Сказала и скрылась в чаще.
Проходит день, другой, а на третий прискакал к Тремилу конь-красавец. Шерсть, как спелый каштан, блестит, золотом отливает. Конь вещий, человеческим голосом разговаривает.
Вскочил Тремил на коня и говорит:
— Неси меня, конь, через горы и леса, через болота и луга к счастливой доле.
Конь в землю копытами ударил и поскакал.
Мчится конь, как вихрь в чистом поле, несётся, как горный поток весной, летит, как быстрокрылая ласточка в поднебесье. Всё вперёд и вперёд… Только пыль за ним облаком клубится.
Исчез быстроногий конь в голубой дали, растаял в тумане.
Мчится конь день, мчится ночь, без остановки, без отдыха.
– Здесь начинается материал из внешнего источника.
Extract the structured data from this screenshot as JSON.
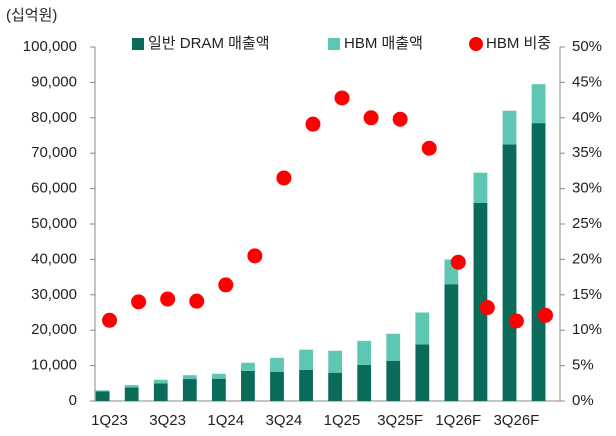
{
  "chart_data": {
    "type": "bar_line",
    "y_axis_label": "(십억원)",
    "categories": [
      "1Q23",
      null,
      "3Q23",
      null,
      "1Q24",
      null,
      "3Q24",
      null,
      "1Q25",
      null,
      "3Q25F",
      null,
      "1Q26F",
      null,
      "3Q26F",
      null
    ],
    "series": [
      {
        "name": "일반 DRAM 매출액",
        "color": "#0b6b5a",
        "type": "bar",
        "values": [
          2700,
          3800,
          5000,
          6200,
          6300,
          8500,
          8200,
          8800,
          8000,
          10200,
          11300,
          16000,
          33000,
          56000,
          72500,
          78500
        ]
      },
      {
        "name": "HBM 매출액",
        "color": "#5ec7b3",
        "type": "bar",
        "values": [
          300,
          700,
          1000,
          1100,
          1400,
          2300,
          4000,
          5700,
          6200,
          6800,
          7700,
          9000,
          7000,
          8500,
          9500,
          11000
        ]
      },
      {
        "name": "HBM 비중",
        "color": "#ff0000",
        "type": "scatter",
        "axis": "y2",
        "values": [
          11.4,
          14.0,
          14.4,
          14.1,
          16.4,
          20.5,
          31.5,
          39.1,
          42.8,
          40.0,
          39.8,
          35.7,
          19.6,
          13.2,
          11.3,
          12.1
        ]
      }
    ],
    "ylim": [
      0,
      100000
    ],
    "yticks": [
      0,
      {
        "value": 10000,
        "label": "10,000"
      },
      {
        "value": 20000,
        "label": "20,000"
      },
      {
        "value": 30000,
        "label": "30,000"
      },
      {
        "value": 40000,
        "label": "40,000"
      },
      {
        "value": 50000,
        "label": "50,000"
      },
      {
        "value": 60000,
        "label": "60,000"
      },
      {
        "value": 70000,
        "label": "70,000"
      },
      {
        "value": 80000,
        "label": "80,000"
      },
      {
        "value": 90000,
        "label": "90,000"
      },
      {
        "value": 100000,
        "label": "100,000"
      }
    ],
    "y2lim": [
      0,
      50
    ],
    "y2ticks": [
      {
        "value": 0,
        "label": "0%"
      },
      {
        "value": 5,
        "label": "5%"
      },
      {
        "value": 10,
        "label": "10%"
      },
      {
        "value": 15,
        "label": "15%"
      },
      {
        "value": 20,
        "label": "20%"
      },
      {
        "value": 25,
        "label": "25%"
      },
      {
        "value": 30,
        "label": "30%"
      },
      {
        "value": 35,
        "label": "35%"
      },
      {
        "value": 40,
        "label": "40%"
      },
      {
        "value": 45,
        "label": "45%"
      },
      {
        "value": 50,
        "label": "50%"
      }
    ],
    "legend": "top"
  }
}
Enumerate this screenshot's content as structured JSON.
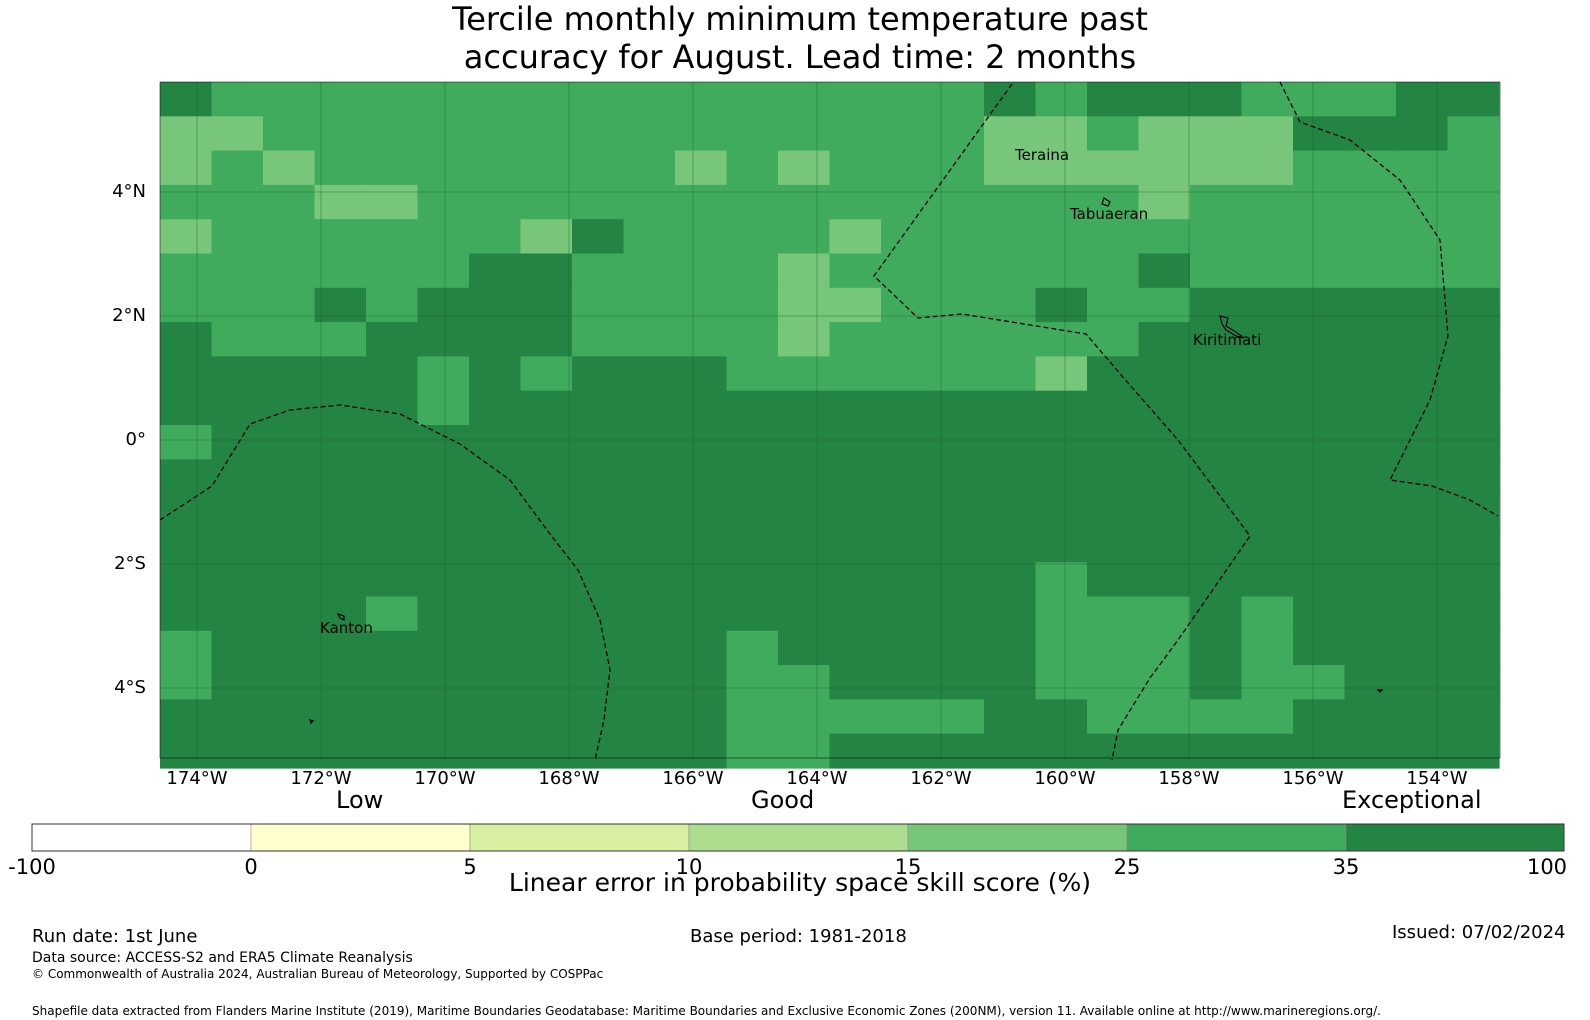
{
  "title_line1": "Tercile monthly minimum temperature past",
  "title_line2": "accuracy for August. Lead time: 2 months",
  "lat_labels": [
    "4°N",
    "2°N",
    "0°",
    "2°S",
    "4°S"
  ],
  "lon_labels": [
    "174°W",
    "172°W",
    "170°W",
    "168°W",
    "166°W",
    "164°W",
    "162°W",
    "160°W",
    "158°W",
    "156°W",
    "154°W"
  ],
  "places": {
    "teraina": "Teraina",
    "tabuaeran": "Tabuaeran",
    "kiritimati": "Kiritimati",
    "kanton": "Kanton"
  },
  "colorbar": {
    "categories": {
      "low": "Low",
      "good": "Good",
      "exceptional": "Exceptional"
    },
    "ticks": [
      "-100",
      "0",
      "5",
      "10",
      "15",
      "25",
      "35",
      "100"
    ],
    "colors": [
      "#ffffff",
      "#ffffcc",
      "#d9f0a3",
      "#addd8e",
      "#78c679",
      "#41ab5d",
      "#238443"
    ],
    "label": "Linear error in probability space skill score (%)"
  },
  "footer": {
    "run_date": "Run date: 1st June",
    "base_period": "Base period: 1981-2018",
    "issued": "Issued: 07/02/2024",
    "data_source": "Data source: ACCESS-S2 and ERA5 Climate Reanalysis",
    "copyright": "© Commonwealth of Australia 2024, Australian Bureau of Meteorology, Supported by COSPPac",
    "shapefile": "Shapefile data extracted from Flanders Marine Institute (2019), Maritime Boundaries Geodatabase: Maritime Boundaries and Exclusive Economic Zones (200NM), version 11. Available online at http://www.marineregions.org/."
  }
}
Позади леса и горы остались, впереди равнина лежит.
Посреди равнины липа ветки широко раскинула, тысячью листьев шелестит.
— Стой, мой верный конь! — говорит Тремил. — Зелёной травой подкрепись, студёной водой охладись. И я отдохну под липой.
Остановился конь под деревом.
Солнце давно зашло. За серыми сумерками спешила вдогонку чёрная ночь. По небу плыли облака и гасили звёзды по пути.
Настала ночь. Кромешная тьма окутала землю.
Вдруг с полуночной стороны небо стало светлеть. Растёт узенькая полоска света, на глазах ширится. И вот разливается по всему небу золотое сияние.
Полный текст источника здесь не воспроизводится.